La conversazione risuona nella tua testa in un tipico lunedì mattina, quando il tuo cellulare squilla urgentemente alle sette del mattino. I quattro morti nell’incidente d’autobus in Francia con cui si chiudeva la giornata, già all’alba, sono magicamente diventati due. Cos’è successo? Sono quattro o sono due? “C’è qualcuno in grado di spiegare come sia successo?”, chiede un altro giornalista in uno di quei gruppi WhatsApp sempre in fermento. In risposta, un sardonico appello ai miracoli religiosi, così appropriato nel periodo natalizio.
Questa volta non ci sono social network da incolpare, nemmeno YouTuber quelli da segnalare per gli 800 morti in un parcheggio di Valencia che non è mai esistito. La disinformazione è sua. Così come è stato un errore della rigorosa Agenzia Efe che sia entrato di nascosto in X un tweet tratto da un lavoro di uno studente di giornalismo su un incidente di elicottero mai avvenuto. O che quella stessa agenzia e tanti altri organi di informazione abbiano ucciso lo scrittore Fernando Aramburu, ancora vivo e vegeto, credendo a un falso tweet proveniente da un falso account della casa editrice Tusquets, creato dal professionista dell’inganno Tommaso Debenedetti (se siete curioso del personaggio, gli archivi dei giornali abbondano). “Non c’è bisogno di correre così tanto”, chiede un addetto stampa, in un’autodiscussione che ci abbraccia tutti.
Anche non combattere, non controbattere, quando qualcuno denigra il ruolo dei media è una forma di arroganza. È come parlare ad un muro, altrimenti non servirebbe a niente, si pensa spesso. Come se le luci dell’interlocutore non fossero abbastanza lunghe per capire quanto ha torto, qualunque cosa si sostenga. Come se la verità fosse nascosta agli altri, e illuminata solo a se stessi. Come se fosse impossibile ammettere o discutere che il giornalismo è un po’ confuso, come l’alchimista che cerca in giro per il mondo il tesoro sepolto sotto i suoi piedi.
Mentre alcuni (molti) giornalisti (noi) hanno rinunciato a difendere i vantaggi di un mestiere complicato, professionale, che la maggioranza esercita con tutto il rigore di cui sono capaci, i media si adattano alla logica degli stessi social network che si vantano di distruggere la sua influenza.
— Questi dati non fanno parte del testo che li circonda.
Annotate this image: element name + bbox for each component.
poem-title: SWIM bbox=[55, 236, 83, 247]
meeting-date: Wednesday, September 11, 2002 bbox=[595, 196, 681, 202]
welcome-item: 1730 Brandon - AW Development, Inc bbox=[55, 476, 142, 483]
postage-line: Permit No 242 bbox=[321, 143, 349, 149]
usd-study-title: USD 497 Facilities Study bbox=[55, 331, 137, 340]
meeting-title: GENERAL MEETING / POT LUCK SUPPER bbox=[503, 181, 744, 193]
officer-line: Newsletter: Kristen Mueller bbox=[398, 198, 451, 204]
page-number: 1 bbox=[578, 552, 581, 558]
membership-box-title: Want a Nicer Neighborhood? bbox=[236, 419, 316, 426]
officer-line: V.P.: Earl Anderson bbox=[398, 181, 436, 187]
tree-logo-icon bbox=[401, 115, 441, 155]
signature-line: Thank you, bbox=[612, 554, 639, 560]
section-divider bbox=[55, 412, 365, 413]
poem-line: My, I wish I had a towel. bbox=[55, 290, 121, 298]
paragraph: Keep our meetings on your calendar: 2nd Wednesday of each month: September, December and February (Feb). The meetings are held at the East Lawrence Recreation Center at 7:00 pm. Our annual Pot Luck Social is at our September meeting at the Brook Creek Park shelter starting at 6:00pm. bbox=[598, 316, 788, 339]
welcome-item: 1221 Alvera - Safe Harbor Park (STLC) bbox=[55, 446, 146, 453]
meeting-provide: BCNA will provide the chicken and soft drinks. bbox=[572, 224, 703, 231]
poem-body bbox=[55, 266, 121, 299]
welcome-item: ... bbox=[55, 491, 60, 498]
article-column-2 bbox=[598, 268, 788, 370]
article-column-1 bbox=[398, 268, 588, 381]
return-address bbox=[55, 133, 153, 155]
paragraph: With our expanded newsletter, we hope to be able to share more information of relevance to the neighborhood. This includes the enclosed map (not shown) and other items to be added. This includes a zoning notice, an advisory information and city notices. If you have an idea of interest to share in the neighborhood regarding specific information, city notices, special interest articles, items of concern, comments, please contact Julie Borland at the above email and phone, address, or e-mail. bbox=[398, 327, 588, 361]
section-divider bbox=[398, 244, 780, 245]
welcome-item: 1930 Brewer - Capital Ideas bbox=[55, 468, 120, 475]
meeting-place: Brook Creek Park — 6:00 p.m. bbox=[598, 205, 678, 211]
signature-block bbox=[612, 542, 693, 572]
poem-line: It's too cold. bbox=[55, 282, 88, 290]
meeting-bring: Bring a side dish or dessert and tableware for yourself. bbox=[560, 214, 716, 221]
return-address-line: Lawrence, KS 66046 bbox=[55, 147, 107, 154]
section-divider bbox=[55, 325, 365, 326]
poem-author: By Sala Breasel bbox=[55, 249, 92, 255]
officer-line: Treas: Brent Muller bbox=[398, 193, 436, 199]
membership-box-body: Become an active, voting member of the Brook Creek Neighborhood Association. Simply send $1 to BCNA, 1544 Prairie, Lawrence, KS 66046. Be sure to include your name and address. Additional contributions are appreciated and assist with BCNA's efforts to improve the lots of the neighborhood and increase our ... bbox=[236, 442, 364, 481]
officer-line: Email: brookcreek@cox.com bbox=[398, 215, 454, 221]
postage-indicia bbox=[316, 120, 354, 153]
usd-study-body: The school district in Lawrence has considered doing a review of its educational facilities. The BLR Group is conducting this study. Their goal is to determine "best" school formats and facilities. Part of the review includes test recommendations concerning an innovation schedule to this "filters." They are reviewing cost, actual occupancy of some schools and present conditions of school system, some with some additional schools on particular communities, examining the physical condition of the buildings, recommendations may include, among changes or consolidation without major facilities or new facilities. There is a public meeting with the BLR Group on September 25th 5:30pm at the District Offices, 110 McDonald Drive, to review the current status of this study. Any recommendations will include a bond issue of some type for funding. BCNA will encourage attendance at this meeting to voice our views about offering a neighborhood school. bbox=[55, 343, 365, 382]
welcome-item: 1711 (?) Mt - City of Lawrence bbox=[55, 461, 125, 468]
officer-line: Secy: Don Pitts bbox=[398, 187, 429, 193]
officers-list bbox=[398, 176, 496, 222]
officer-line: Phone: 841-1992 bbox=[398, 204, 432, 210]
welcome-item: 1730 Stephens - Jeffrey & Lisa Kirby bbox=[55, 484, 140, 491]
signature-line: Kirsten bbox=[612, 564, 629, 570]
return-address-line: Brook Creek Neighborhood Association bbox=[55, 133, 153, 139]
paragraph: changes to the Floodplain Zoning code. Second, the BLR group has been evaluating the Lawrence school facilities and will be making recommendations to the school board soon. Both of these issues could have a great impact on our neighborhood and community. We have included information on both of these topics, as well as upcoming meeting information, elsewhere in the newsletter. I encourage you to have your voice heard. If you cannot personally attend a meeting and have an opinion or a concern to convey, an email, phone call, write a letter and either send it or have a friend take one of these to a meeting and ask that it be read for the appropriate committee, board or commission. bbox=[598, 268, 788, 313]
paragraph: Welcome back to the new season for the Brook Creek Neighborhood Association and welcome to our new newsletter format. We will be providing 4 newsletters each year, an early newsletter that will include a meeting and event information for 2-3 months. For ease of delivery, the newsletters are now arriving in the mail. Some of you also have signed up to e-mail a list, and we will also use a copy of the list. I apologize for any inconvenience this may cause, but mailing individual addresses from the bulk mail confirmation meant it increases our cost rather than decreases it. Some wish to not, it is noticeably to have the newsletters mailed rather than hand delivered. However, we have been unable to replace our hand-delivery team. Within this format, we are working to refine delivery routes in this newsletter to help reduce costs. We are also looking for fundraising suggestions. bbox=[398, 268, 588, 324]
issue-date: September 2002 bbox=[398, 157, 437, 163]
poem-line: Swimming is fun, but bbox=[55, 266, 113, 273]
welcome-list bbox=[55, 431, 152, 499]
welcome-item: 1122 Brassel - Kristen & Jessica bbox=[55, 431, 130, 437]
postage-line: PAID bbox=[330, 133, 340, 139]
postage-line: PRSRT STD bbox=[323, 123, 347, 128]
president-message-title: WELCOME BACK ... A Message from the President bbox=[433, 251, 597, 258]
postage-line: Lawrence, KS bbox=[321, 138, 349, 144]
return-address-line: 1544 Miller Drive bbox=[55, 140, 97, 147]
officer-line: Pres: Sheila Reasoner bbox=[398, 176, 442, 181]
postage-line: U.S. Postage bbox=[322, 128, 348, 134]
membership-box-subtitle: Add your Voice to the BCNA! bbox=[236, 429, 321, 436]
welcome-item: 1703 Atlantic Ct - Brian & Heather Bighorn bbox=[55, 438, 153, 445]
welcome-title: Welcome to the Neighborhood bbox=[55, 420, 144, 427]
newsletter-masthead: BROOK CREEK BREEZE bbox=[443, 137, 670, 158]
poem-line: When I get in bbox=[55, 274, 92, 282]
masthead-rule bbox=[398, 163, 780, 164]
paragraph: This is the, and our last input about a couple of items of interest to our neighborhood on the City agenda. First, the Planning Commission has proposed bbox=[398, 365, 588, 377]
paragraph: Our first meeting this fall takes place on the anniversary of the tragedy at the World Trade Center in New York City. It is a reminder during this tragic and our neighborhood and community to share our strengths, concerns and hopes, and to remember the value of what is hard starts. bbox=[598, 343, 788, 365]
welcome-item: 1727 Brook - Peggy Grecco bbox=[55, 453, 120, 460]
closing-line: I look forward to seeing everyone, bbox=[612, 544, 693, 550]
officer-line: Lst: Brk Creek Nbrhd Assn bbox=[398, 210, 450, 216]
Da anni, oltre a rispondere alle cinque tradizionali doppie V (Chi (Chi), Che cosa (Quello), Quando (Quando), Dove (dove) e Perché (perché), va fatto subito, con video, audio, SEO, un titolo accattivante e un occhio agli avvisi dell’ultimo minuto da parte della concorrenza.
Il giornalismo ha deciso di triplicare la sua scommessa: informare, intrattenere e tutto il resto. Nel frattempo, le reti, idioti, usano quel contenuto a proprio vantaggio. I lettori abituali, ignari delle tribolazioni del momento, continuano a chiedere il classico: media rigorosi, imparziali e indipendenti. E i potenziali nuovi lettori trovano risposte frammentate in clip su X, TikTok o Instagram, senza nemmeno dover consultare direttamente un media. È giunto il momento di dare per scontato che nessuno batta le reti nella fretta del consumo superficiale e rapido. E sostenere che, se ci dedichiamo alle cose nostre, alla cronaca, al reportage, all’informazione, all’indagine, anche i media non hanno rivali.